Spazio, ultima frontiera”, narrava ormai decenni fa la voce off nella prima serie di Star Trek, ma lì lo spazio era visto ancora come avventura estrema per pochissimi eletti, uomini addestrati e in grado di pilotare avveniristiche astronavi, che si spingevano ai limiti estremi del cosmo, andando incontro all’ignoto. Chissà cosa ne penserebbe il Capitano Kirk del fatto che invece lo Spazio sembra avviarsi sempre più a essere colonizzato dall’equivalente degli odierni turisti in canottiera, calzoncini e ciabatte che siamo abituati a vedere in giro per le nostre città. Già, perché se nel 1969 l’orma del primo piede umano sulla Luna ci faceva sognare di mondi remoti e viaggi impossibili ora, in questo mondo sempre più governato dai soldi e sempre meno dai sogni, basta avere fondi sufficienti e non essere proprio in condizioni fisiche pessime per sperare concretamente di divenire emuli d’immortali eroi dell’immaginario collettivo come Jurij Gagarin o Neil Armstrong.

Certo, attualmente è ancora uno sfizio da nababbi che richiede in media 20/30 milioni di dollari per essere messo in pratica, garantendoci così ancora per alcuni anni di non dover sostituire il Capitano Kirk col bolso vicino di casa ma questa tendenza, iniziata nel 2001, ha concretamente aperto la porta a un’era di turismo spaziale organizzato e non più così inaccessibile economicamente.

Oggi questo settore è considerato da molti analisti interessante e in espansione e sono tante le compagnie che stanno già pianificando di entrarci, investendo fondi consistenti in ricerca e sviluppo, per realizzare nuovi velivoli adatti allo scopo. La cosa più accessibile saranno probabilmente i voli suborbitali: viaggi ad altezze superiori ai 100 chilometri, che però non descrivono un’orbita completa attorno alla terra mantenendosi costantemente a quell’altitudine, ma si limitano a raggiungere la quota e poi a ridiscendere. In questo modo i fortunati partecipanti potranno comunque provare tutte le emozioni di un vero decollo o di un rientro e avere anche il tempo di gettare uno sguardo allo spazio stellare non più celato dall’atmosfera, il tutto dovrebbe costare attorno ai 200.000 dollari, non ancora una cifra popolare, ma comunque sempre un decimo delle attuali. Inoltre adesso, per poter sbarcare sulla stazione orbitante Sojuz TMA-13, come appunto Garriot, bisogna superare una serie molto dura di test specifici e avere l’ok da uno staff medico, poiché il tutto è ancora gestito unicamente dalle agenzie spaziali nazionali, ma appunto, l’ingresso di compagnie private nel settore e la formula dei viaggi suborbitali permetterebbe di evitare tanti rigidi controlli che, uniti a prezzi più accessibili, potrebbero far davvero decollare (è il caso di dirlo) questo nuovo settore del mercato turistico. Del resto anche studi della NASA confermano che questa nuova nicchia potrebbe far fruttare non meno di 10 miliardi di dollari entro i prossimi vent’anni.

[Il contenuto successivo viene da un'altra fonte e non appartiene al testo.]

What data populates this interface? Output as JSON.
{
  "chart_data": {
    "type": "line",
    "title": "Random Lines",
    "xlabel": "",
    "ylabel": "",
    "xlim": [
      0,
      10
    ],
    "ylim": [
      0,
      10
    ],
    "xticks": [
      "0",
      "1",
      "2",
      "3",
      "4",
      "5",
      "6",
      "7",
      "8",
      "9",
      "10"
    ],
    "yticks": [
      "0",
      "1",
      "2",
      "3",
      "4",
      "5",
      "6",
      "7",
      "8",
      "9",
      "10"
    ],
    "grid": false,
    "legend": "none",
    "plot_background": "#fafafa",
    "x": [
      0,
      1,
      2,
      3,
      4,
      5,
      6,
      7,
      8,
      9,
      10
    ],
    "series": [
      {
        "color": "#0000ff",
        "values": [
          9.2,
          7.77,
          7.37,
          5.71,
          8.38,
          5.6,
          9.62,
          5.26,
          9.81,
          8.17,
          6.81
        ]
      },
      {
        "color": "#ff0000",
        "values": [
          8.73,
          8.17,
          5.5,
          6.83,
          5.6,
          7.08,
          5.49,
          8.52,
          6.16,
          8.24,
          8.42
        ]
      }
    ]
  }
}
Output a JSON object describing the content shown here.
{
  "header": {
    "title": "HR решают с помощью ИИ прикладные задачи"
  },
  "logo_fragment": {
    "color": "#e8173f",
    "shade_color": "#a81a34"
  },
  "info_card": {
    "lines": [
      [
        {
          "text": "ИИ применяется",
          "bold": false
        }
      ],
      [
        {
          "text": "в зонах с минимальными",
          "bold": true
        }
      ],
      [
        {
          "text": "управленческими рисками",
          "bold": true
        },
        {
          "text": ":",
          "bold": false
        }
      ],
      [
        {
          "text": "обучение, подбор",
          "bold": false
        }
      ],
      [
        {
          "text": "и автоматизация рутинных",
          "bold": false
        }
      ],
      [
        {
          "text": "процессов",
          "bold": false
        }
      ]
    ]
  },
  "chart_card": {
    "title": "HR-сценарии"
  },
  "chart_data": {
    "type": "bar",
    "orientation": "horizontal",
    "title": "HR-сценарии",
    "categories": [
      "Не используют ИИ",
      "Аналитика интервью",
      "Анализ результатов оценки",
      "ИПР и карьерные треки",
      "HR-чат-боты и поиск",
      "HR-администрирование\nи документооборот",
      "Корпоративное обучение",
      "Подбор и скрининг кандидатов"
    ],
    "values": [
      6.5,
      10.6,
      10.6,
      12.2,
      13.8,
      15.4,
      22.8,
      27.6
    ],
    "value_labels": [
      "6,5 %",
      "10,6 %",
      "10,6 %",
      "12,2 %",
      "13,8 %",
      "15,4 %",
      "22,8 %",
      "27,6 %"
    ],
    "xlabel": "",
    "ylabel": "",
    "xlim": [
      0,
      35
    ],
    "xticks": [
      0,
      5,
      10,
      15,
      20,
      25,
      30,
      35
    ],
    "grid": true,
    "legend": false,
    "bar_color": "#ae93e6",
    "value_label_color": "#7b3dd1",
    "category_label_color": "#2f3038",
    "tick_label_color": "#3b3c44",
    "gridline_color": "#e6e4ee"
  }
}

Allora, ci sono ancora alcuni anni prima che compagnie e velivoli siano effettivamente pronti, potete iniziare a mettere da parte i vostri soldini nel porcellino, attendendo fiduciosi il giorno in cui potrete piantare il vostro ombrellone sulla superficie lunare alla faccia del vostro odioso collega di lavoro, ammesso che valga la pena distruggere un altro mito per il nostro quarto d’ora di fama.